Under the hood, FuzzyWuzzy uses difflib, part of the standard library, so there is nothing extra to install. We can anyway benefit from the performance of python-Levenshtein for sequence matching, so let’s also install this library:
pip install python-Levenshtein
Examples of Usage
Firstly, let’s import the main modules:
from fuzzywuzzy import fuzz from fuzzywuzzy import process
In order to calculate a similarity score between two strings, we can use the methods ratio() or partial_ratio():
fuzz.ratio("ACME Factory", "ACME Factory Inc.") # 83 fuzz.partial_ratio("ACME Factory", "ACME Factory Inc.") # 100
We can see how the ratio() function is confused by the suffix “Inc.” used in company names, but really the two strings refer to the same entity. This is captured by the partial ratio.
fuzz.ratio('Barack Obama', 'Barack H. Obama') # 89 fuzz.partial_ratio('Barack Obama', 'Barack H. Obama') # 75 fuzz.ratio('Barack H Obama', 'Barack H. Obama') # 97 fuzz.partial_ratio('Barack H Obama', 'Barack H. Obama') # 92
Here we observe the opposite behaviour: different variations in Barack Obama’s name produce a lower score for the partial ratio, why is that? Probably because the extra token for the middle name is right in the middle of the string.
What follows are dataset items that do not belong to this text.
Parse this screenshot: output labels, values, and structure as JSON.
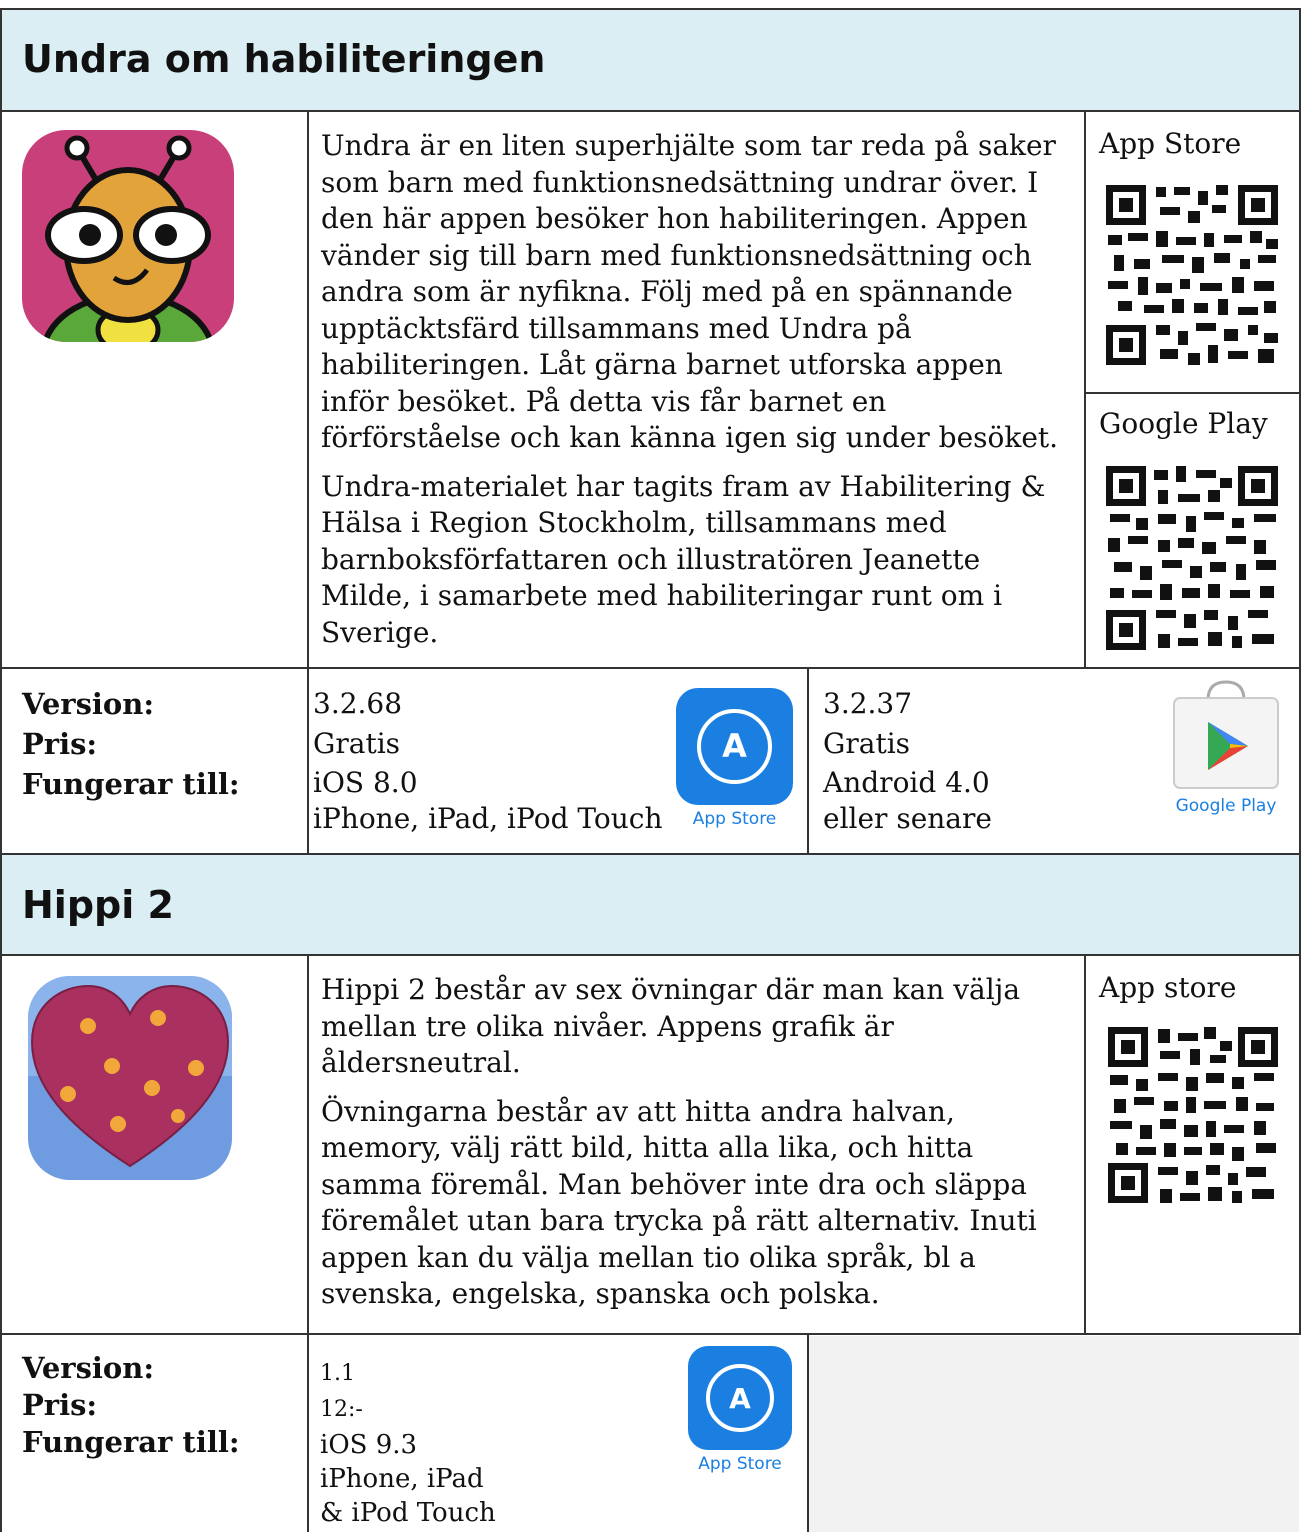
{
  "apps": [
    {
      "title": "Undra om habiliteringen",
      "icon": "undra-bee-icon",
      "description": [
        "Undra är en liten superhjälte som tar reda på saker som barn med funktionsnedsättning undrar över. I den här appen besöker hon habiliteringen. Appen vänder sig till barn med funktionsnedsättning och andra som är nyfikna. Följ med på en spännande upptäcktsfärd tillsammans med Undra på habiliteringen. Låt gärna barnet utforska appen inför besöket. På detta vis får barnet en förförståelse och kan känna igen sig under besöket.",
        "Undra-materialet har tagits fram av Habilitering & Hälsa i Region Stockholm, tillsammans med barnboksförfattaren och illustratören Jeanette Milde, i samarbete med habiliteringar runt om i Sverige."
      ],
      "qr_labels": [
        "App Store",
        "Google Play"
      ],
      "labels": [
        "Version:",
        "Pris:",
        "Fungerar till:"
      ],
      "ios": {
        "version": "3.2.68",
        "price": "Gratis",
        "os": "iOS 8.0",
        "devices": "iPhone, iPad, iPod Touch",
        "store": "App Store"
      },
      "android": {
        "version": "3.2.37",
        "price": "Gratis",
        "os": "Android 4.0",
        "note": "eller senare",
        "store": "Google Play"
      }
    },
    {
      "title": "Hippi 2",
      "icon": "heart-icon",
      "description": [
        "Hippi 2 består av sex övningar där man kan välja mellan tre olika nivåer. Appens grafik är åldersneutral.",
        "Övningarna består av att hitta andra halvan, memory, välj rätt bild, hitta alla lika, och hitta samma föremål. Man behöver inte dra och släppa föremålet utan bara trycka på rätt alternativ. Inuti appen kan du välja mellan tio olika språk, bl a svenska, engelska, spanska och polska."
      ],
      "qr_labels": [
        "App store"
      ],
      "labels": [
        "Version:",
        "Pris:",
        "Fungerar till:"
      ],
      "ios": {
        "version": "1.1",
        "price": "12:-",
        "os": "iOS 9.3",
        "devices": "iPhone, iPad",
        "devices2": "& iPod Touch",
        "store": "App Store"
      }
    }
  ]
}
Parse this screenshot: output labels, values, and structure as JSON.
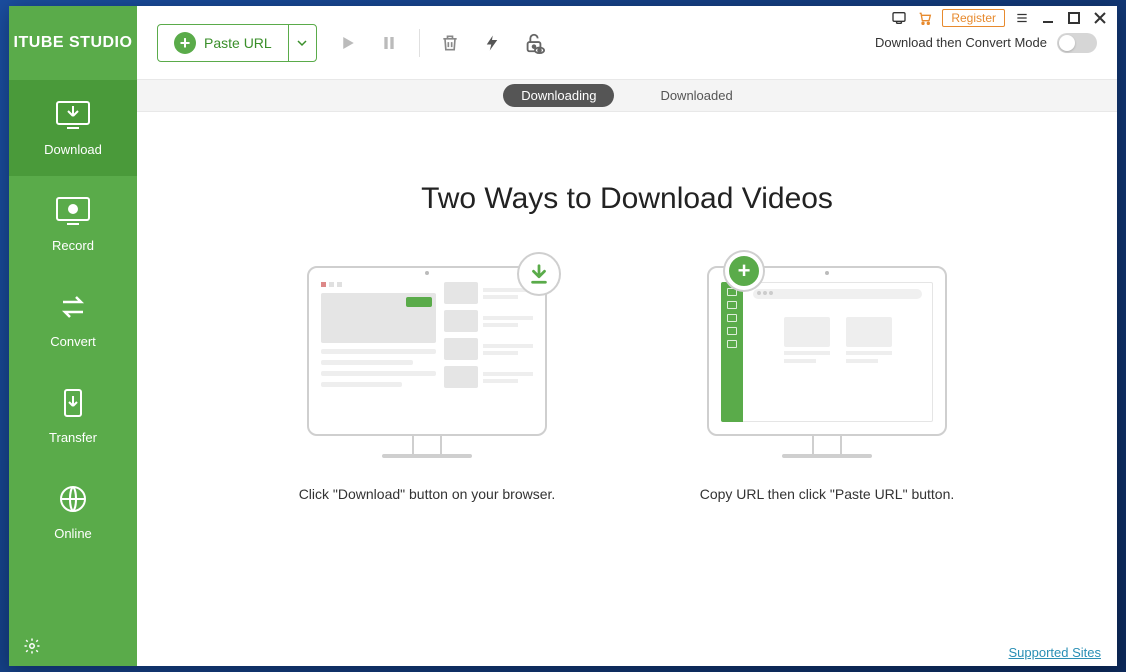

For this particular case, we can benefit by other functions that tokenise the string and treat it as a set or as a sequence of words:
fuzz.token_sort_ratio('Barack Obama', 'Barack H. Obama') # 92 fuzz.token_set_ratio('Barack Obama', 'Barack H. Obama') # 100 fuzz.token_sort_ratio('Barack H Obama', 'Barack H. Obama') # 100 fuzz.token_set_ratio('Barack H Obama', 'Barack H. Obama') # 100
The token_* functions split the string on white-spaces, lowercase everything and get rid of non-alpha non-numeric characters, which means punctuation is ignored (as well as weird unicode symbols).
In case we have a list of options and we want to find the closest match(es), we can use the process module:
query = 'Barack Obama' choices = ['Barack H Obama', 'Barack H. Obama', 'B. Obama'] # Get a list of matches ordered by score, default limit to 5 process.extract(query, choices) # [('Barack H Obama', 95), ('Barack H. Obama', 95), ('B. Obama', 85)] # If we want only the top one process.extractOne(query, choices) # ('Barack H Obama', 95)
This article has introduced Fuzzy String Matching, which is a well understood problem with some interesting practical applications.
Python has a very simple option to tackle the problem: the FuzzyWuzzy library, which is built on top of difflib (and python-Levenshtein for speed). It can take a while to figure out how to scope our string matching problem, but the easy interface of fuzzywuzzy should help speeding up the development.